3. Notify your bank or credit card issuer of your upcoming travel, and the specific locatons where you will use your credit card. For example, Capital One directs its Visa cardholders to call its Customer Service department (1-800-955-7070) before their trip to provide the following information:
- Credit card number
- Travel destination(s): states and/or countries
- Travel start and stop dates
- Which cardholders will be traveling (if multiple people have accounts)
In Capital One's automated voice system, cardholders speak to enter and select voice prompt options. Say "More Options" and then "Report Upcoming Travel" to access the relevant option. Then, you can enter all of the necessary information, or you can speak with a human representative.
Obviously, if your vacation travel itinerary includes several cities and/or countries, you will want to have all of that information ready. When you contact your bank or credit card issuer, they will provide an international customer service phone number you can call while traveling outside the United States, should you have any problems. Last month before my vacation, I used Capital One's automated voice system. My travel itinerary included about six countries, and I found the system pretty easy to use to enter the necessary information.
5. If you want to use your debit card instead, first contact your bank, credit union, or card issuer to report your travel itinerary. Visit their website to find their office and ATM locations in the states or countries you will visit, any other banks they have partnerships with, any fees (e.g., conversion, foreign transaction) that apply, and any PIN number limitations (e.g., fewer digits). Generally, in-network ATM machines have lower fees than out-of-network ATM machines.
Experts advise consumers to keep sufficient cash with you for smaller purchases.

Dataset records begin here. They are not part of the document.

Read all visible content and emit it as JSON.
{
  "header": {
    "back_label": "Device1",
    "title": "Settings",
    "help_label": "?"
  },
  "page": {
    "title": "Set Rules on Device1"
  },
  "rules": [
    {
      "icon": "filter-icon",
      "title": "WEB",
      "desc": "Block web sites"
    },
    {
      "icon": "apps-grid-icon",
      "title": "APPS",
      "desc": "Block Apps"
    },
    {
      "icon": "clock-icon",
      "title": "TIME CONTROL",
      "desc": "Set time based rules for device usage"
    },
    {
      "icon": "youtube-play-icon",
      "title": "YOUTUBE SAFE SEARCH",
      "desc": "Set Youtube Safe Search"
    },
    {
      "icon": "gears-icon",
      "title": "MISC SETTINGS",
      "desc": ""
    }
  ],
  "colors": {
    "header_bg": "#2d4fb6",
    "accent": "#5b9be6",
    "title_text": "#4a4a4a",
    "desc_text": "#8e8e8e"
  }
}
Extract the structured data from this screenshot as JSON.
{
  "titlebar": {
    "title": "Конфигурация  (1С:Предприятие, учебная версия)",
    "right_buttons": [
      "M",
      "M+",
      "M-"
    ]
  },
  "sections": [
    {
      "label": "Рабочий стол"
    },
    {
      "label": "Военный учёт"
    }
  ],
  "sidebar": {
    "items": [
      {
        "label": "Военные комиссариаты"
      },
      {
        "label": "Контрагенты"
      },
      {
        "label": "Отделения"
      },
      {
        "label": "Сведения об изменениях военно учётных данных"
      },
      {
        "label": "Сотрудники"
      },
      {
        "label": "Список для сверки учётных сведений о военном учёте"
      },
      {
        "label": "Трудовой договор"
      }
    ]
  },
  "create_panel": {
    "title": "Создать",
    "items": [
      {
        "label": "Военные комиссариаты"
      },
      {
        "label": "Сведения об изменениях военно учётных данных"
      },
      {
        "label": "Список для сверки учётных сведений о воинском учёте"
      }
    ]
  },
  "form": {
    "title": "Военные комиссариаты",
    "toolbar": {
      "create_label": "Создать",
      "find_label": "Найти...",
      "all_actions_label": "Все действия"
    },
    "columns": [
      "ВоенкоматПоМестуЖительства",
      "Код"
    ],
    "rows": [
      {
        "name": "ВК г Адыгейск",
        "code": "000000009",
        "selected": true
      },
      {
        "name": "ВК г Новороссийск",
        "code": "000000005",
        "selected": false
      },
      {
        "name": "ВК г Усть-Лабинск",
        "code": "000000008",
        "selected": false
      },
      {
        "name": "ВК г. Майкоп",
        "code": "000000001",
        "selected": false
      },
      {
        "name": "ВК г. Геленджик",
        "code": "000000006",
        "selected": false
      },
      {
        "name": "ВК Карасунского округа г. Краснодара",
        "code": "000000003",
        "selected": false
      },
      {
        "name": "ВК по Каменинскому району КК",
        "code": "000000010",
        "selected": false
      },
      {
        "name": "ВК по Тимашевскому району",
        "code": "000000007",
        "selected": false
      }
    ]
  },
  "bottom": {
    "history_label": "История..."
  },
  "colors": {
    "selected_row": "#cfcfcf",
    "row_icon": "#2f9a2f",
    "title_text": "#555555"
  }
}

The fewer times you use your debit card, the less you expose it to identity theft and fraud risks. If you read this blog regularly, then you already know that I use my debit card only at my bank's ATM machines. To me, it is too risky to use a debit card in a local retail store or gas station, especially in another country. There is no way to know if the card entry pads (or gas station pumps) has been compromised with skimming devices.
6. If you want to use a prepaid card instead, CardHub advises consumers:
"As long as your prepaid card bears the MasterCard or Visa logo and you notify your issuer of your travel plans, you should be able to use it abroad...”

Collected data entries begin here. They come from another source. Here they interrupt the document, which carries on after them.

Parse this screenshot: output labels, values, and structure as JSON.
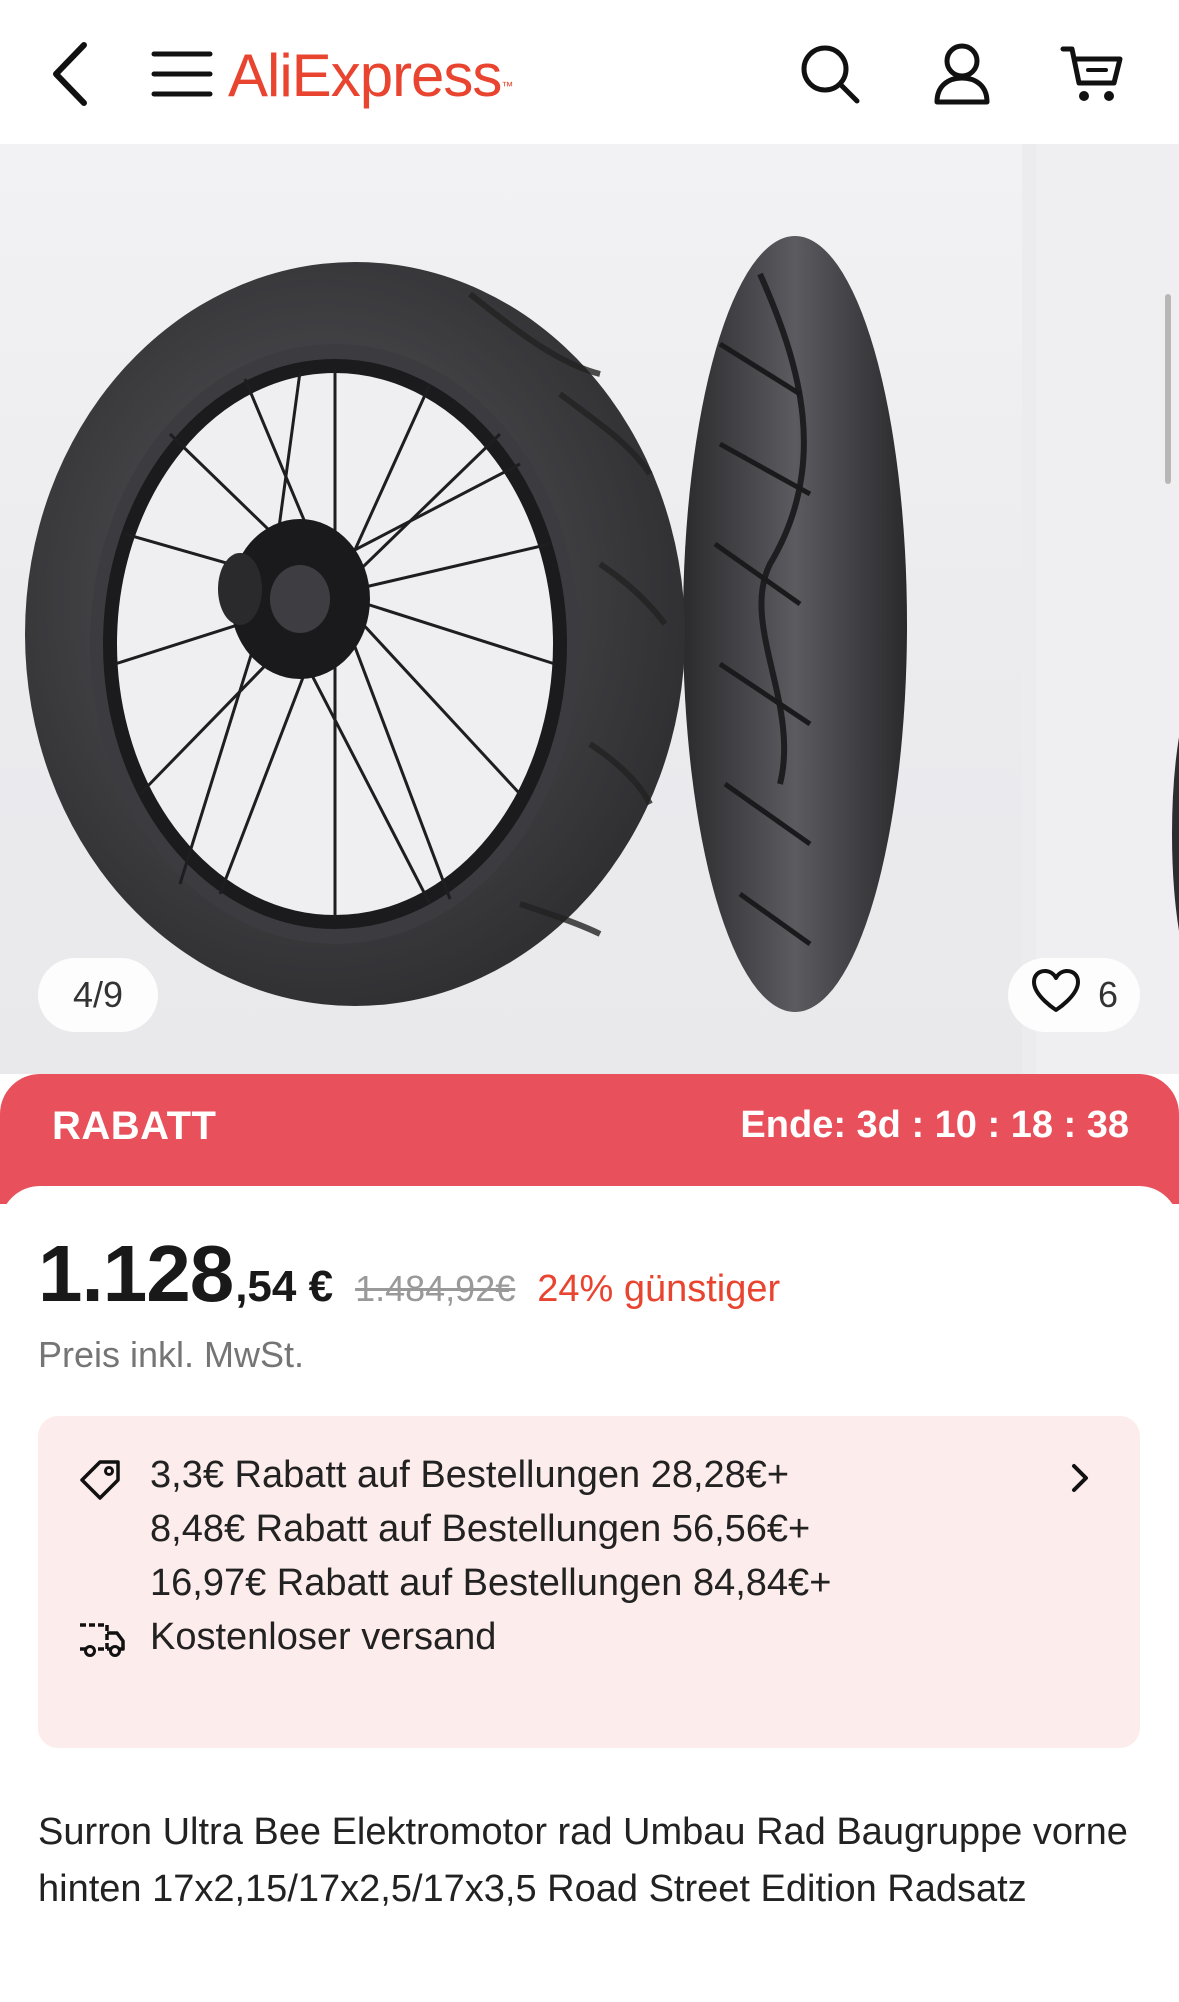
{
  "header": {
    "logo_text": "AliExpress",
    "brand_color": "#e8442f",
    "icons": [
      "back-arrow-icon",
      "menu-icon",
      "search-icon",
      "account-icon",
      "cart-icon"
    ]
  },
  "gallery": {
    "counter": "4/9",
    "wishlist_count": "6"
  },
  "banner": {
    "label": "RABATT",
    "timer": "Ende: 3d : 10 : 18 : 38",
    "color": "#e8505b"
  },
  "price": {
    "integer": "1.128",
    "decimal": ",54 €",
    "original": "1.484,92€",
    "discount": "24% günstiger",
    "vat_note": "Preis inkl. MwSt."
  },
  "promo": {
    "lines": [
      "3,3€ Rabatt auf Bestellungen 28,28€+",
      "8,48€ Rabatt auf Bestellungen 56,56€+",
      "16,97€ Rabatt auf Bestellungen 84,84€+"
    ],
    "shipping": "Kostenloser versand",
    "background": "#fdecec"
  },
  "product": {
    "title": "Surron Ultra Bee Elektromotor rad Umbau Rad Baugruppe vorne hinten 17x2,15/17x2,5/17x3,5 Road Street Edition Radsatz"
  }
}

Wise consumers will still check with their card issuer to get a copy of their prepaid card agreement, to find ATM locations in the states or countries you will visit, any other banks they have partnerships with, and any fees (e.g., conversion, foreign transaction) that apply. Again, in-network ATM machines generally have lower/fewer fees than out-of-network ATM machines. Compare the fees for your prepaid card against fees for your credit/debit cards. Understand your rights, protections, and the differences between credi, debit, and prepaid cards. If decided to use a prepaid card, make sure you load enough money onto it before you leave for your trip.

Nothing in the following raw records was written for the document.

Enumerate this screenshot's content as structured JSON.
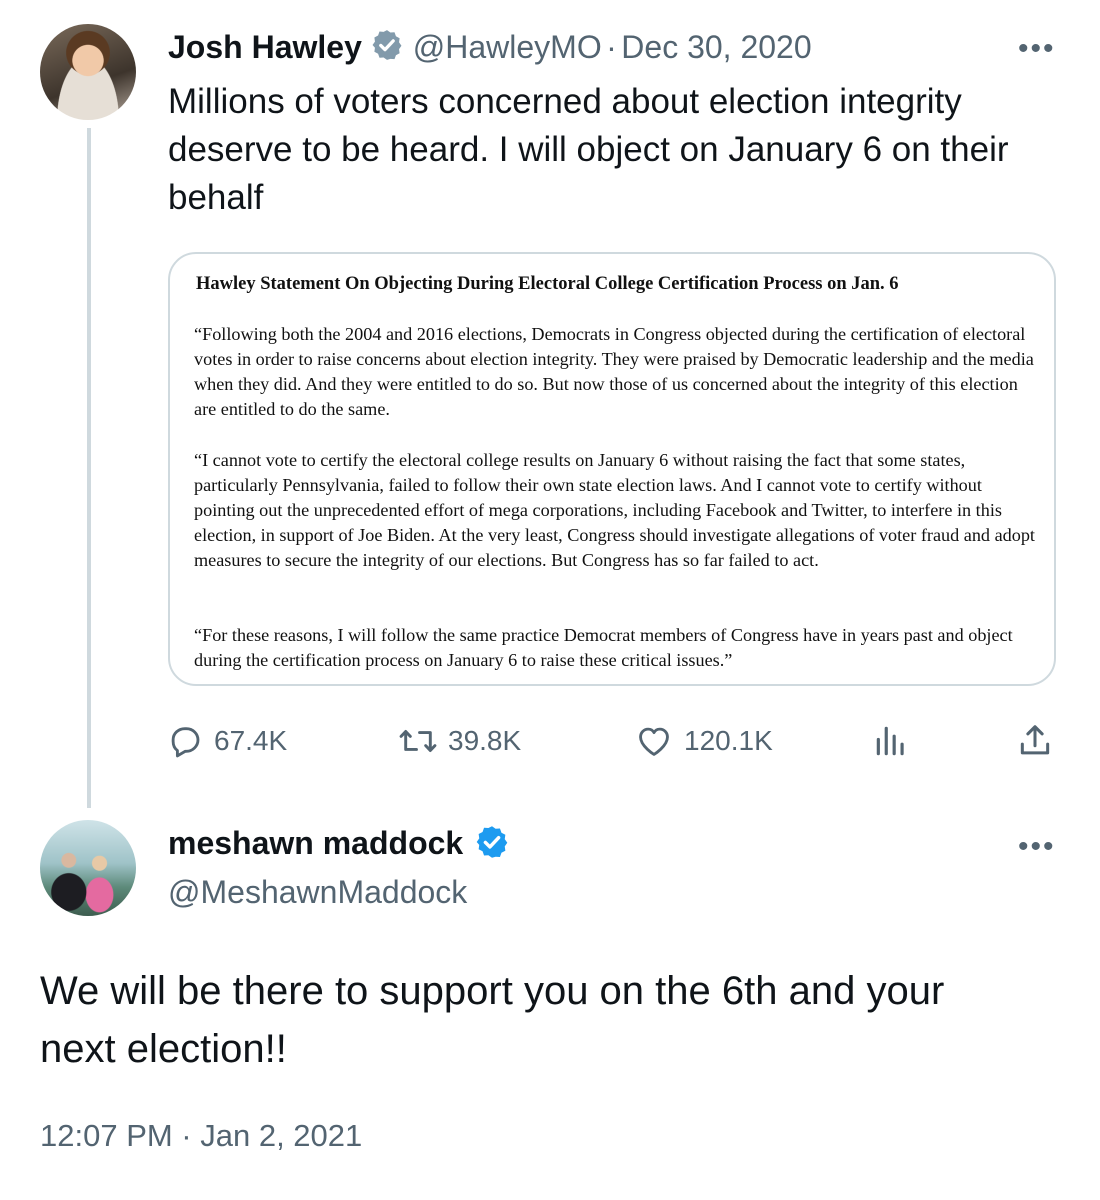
{
  "tweet1": {
    "author_name": "Josh Hawley",
    "handle": "@HawleyMO",
    "separator": "·",
    "date": "Dec 30, 2020",
    "text_lines": [
      "Millions of voters concerned about election integrity",
      "deserve to be heard. I will object on January 6 on their",
      "behalf"
    ],
    "document": {
      "title": "Hawley Statement On Objecting During Electoral College Certification Process on Jan. 6",
      "paragraphs": [
        "“Following both the 2004 and 2016 elections, Democrats in Congress objected during the certification of electoral votes in order to raise concerns about election integrity. They were praised by Democratic leadership and the media when they did. And they were entitled to do so. But now those of us concerned about the integrity of this election are entitled to do the same.",
        "“I cannot vote to certify the electoral college results on January 6 without raising the fact that some states, particularly Pennsylvania, failed to follow their own state election laws. And I cannot vote to certify without pointing out the unprecedented effort of mega corporations, including Facebook and Twitter, to interfere in this election, in support of Joe Biden. At the very least, Congress should investigate allegations of voter fraud and adopt measures to secure the integrity of our elections. But Congress has so far failed to act.",
        "“For these reasons, I will follow the same practice Democrat members of Congress have in years past and object during the certification process on January 6 to raise these critical issues.”"
      ]
    },
    "actions": {
      "replies": "67.4K",
      "retweets": "39.8K",
      "likes": "120.1K"
    },
    "more_label": "•••"
  },
  "tweet2": {
    "author_name": "meshawn maddock",
    "handle": "@MeshawnMaddock",
    "text_lines": [
      "We will be there to support you on the 6th and your",
      "next election!!"
    ],
    "timestamp": "12:07 PM · Jan 2, 2021",
    "more_label": "•••"
  },
  "colors": {
    "verified_gray": "#829aab",
    "verified_blue": "#1d9bf0",
    "secondary_text": "#536471",
    "thread_line": "#cfd9de"
  },
  "icons": [
    "reply-icon",
    "retweet-icon",
    "like-icon",
    "analytics-icon",
    "share-icon",
    "verified-badge-icon",
    "more-icon"
  ]
}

If you are unsure about whether prepaid cards are for you or not, there are plenty of online resources to help you decide. You can learn more by browsing the Prepaid Cards section of this blog. The posts in this blog section contain plenty of links to external sites and resources.
7. Check for foreign travel advisories. These may suggest additional precautions you should take in the countries you will visit.
Having done all of this, you can then travel with peace of mind.